# The Road That Doesn't Count (plain version)

**Verdict:** Transparency rankings of foreign-funded infrastructure often measure the shape of the money and the publishing culture of financiers, not the openness of governments. Three boundary rules, settled before scoring, fix the comparison.

## The story, plainly

Two expressways, financed from the same country.

Road one is Uganda's Entebbe-Kampala Expressway. The Export-Import Bank of China lent the Government of Uganda USD 350 million at 2 percent, repayable over about forty years; Uganda added about USD 126 million; a Chinese state contractor built it; it opened in 2018. The money passed through the treasury and left a paper trail: loan agreement, debt record, budget lines, audits. Every monitoring definition counts it as foreign-funded, because the definitions were written for exactly this shape: follow the loan, find the project.

Road two is an unnamed expressway of roughly two billion dollars, a real case used as an archetype, built under a build-operate-transfer concession. A foreign company financed it, built it, and operates it for decades, repaying itself from tolls before handing it over. The state granted the concession, but no loan touched the treasury. Ask definitions built on sovereign loans and aid flows whether it is foreign-funded and the answer is no. It drops out of the study before scoring begins.

That is the core defect: definitions keyed on financing instruments (sovereign loans, official development assistance) see the finance that still flows the old way and go blind to concessions, equity stakes, joint ventures, supplier's credit, and guarantees. The blindness is not neutral, and it is not about any one country's money: both roads here have the same financier country. The problem is the shape, not the flag.

Two distortions follow.

First, scoring that credits any published information, whoever published it, flatters projects financed by institutions with strong publishing cultures. A funder's rich project page can earn a government a "transparent" score while that government publishes nothing. You graded the bank's website.

Second, scoring that demands records a structure never generated condemns the newer shapes. A build-operate-transfer project whose concession was negotiated directly with the company that financed and built it never held a tender. Writing a zero for the missing tender record measures the deal's structure and calls it secrecy. A zero can mean three things: the record was hidden (the only real failure), the record never existed, or the record does not exist yet. And where a structure skips the tender, the public's questions do not vanish; the disclosure expectation shifts to the concession award and its terms.

## The three boundary rules

1. **Define eligibility by purpose, material stake, and control, not instrument.** Public asset or public service under government-granted concession?
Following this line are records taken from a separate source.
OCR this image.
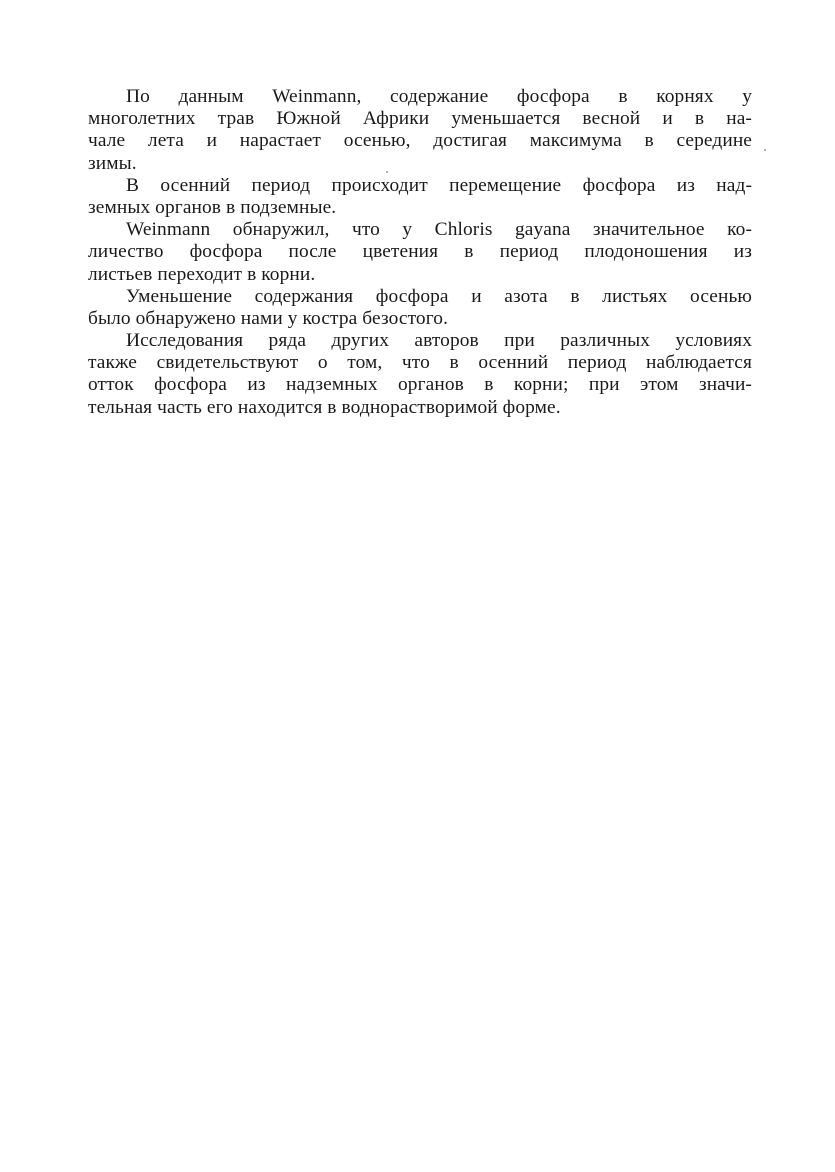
По данным Weinmann, содержание фосфора в корнях у
многолетних трав Южной Африки уменьшается весной и в на-
чале лета и нарастает осенью, достигая максимума в середине
зимы.
В осенний период происходит перемещение фосфора из над-
земных органов в подземные.
Weinmann обнаружил, что у Chloris gayana значительное ко-
личество фосфора после цветения в период плодоношения из
листьев переходит в корни.
Уменьшение содержания фосфора и азота в листьях осенью
было обнаружено нами у костра безостого.
Исследования ряда других авторов при различных условиях
также свидетельствуют о том, что в осенний период наблюдается
отток фосфора из надземных органов в корни; при этом значи-
тельная часть его находится в воднорастворимой форме.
A material project interest (financing, ownership, revenue, guarantee, concession) held by a foreign-controlled party? Yes to both: it counts.
2. **Ask why a record is missing before scoring it.** Hidden scores zero; never-existed is excluded with the expectation shifted to the records that do exist; not-yet-due waits. The denominator adjusts so honest reporting never looks worse than silence.
3. **Credit the publisher, and give every figure a passport.** Classify information by who controls its publication. A funder's page proves existence; only government publication is government disclosure. Every figure carries source, retrieval date, currency, and exchange rate with its date.

## Key figures

| Item | Value | Source |
|---|---|---|
| Road one loan | USD 350 million, 2 percent, ~40 years, Exim Bank of China | AidData project 14235 |
| Road one, Uganda contribution | ~USD 126 million (total ~USD 476 million) | Uganda Ministry of Works |
| Road one contractor / opening | China Communications Construction Company / June 2018 | Uganda Ministry of Works |
| Road two | roughly USD 2 billion, build-operate-transfer, a real case used as an unnamed archetype | see provenance note |

## Provenance

This piece draws general lessons from recent cross-regional work mapping how foreign-funded infrastructure is defined and measured. That work is not mine to publish, so no programmes, partners, or study countries are named, and road two is an archetype. Road one is public record:

- AidData, "China Eximbank provides $350 million preferential buyer's credit for Entebbe-Kampala Toll Road Construction Project": https://china.aiddata.org/projects/14235
- Uganda Ministry of Works and Transport, Kampala-Entebbe Expressway: https://www.works.go.ug/component/k2/item/25-kampala-entebbe-expressway

Figures are as reported by these sources. Nothing here scores, ranks, or characterises any country.

**The closing line:** Before you compare governments, make sure you are not comparing their bankers.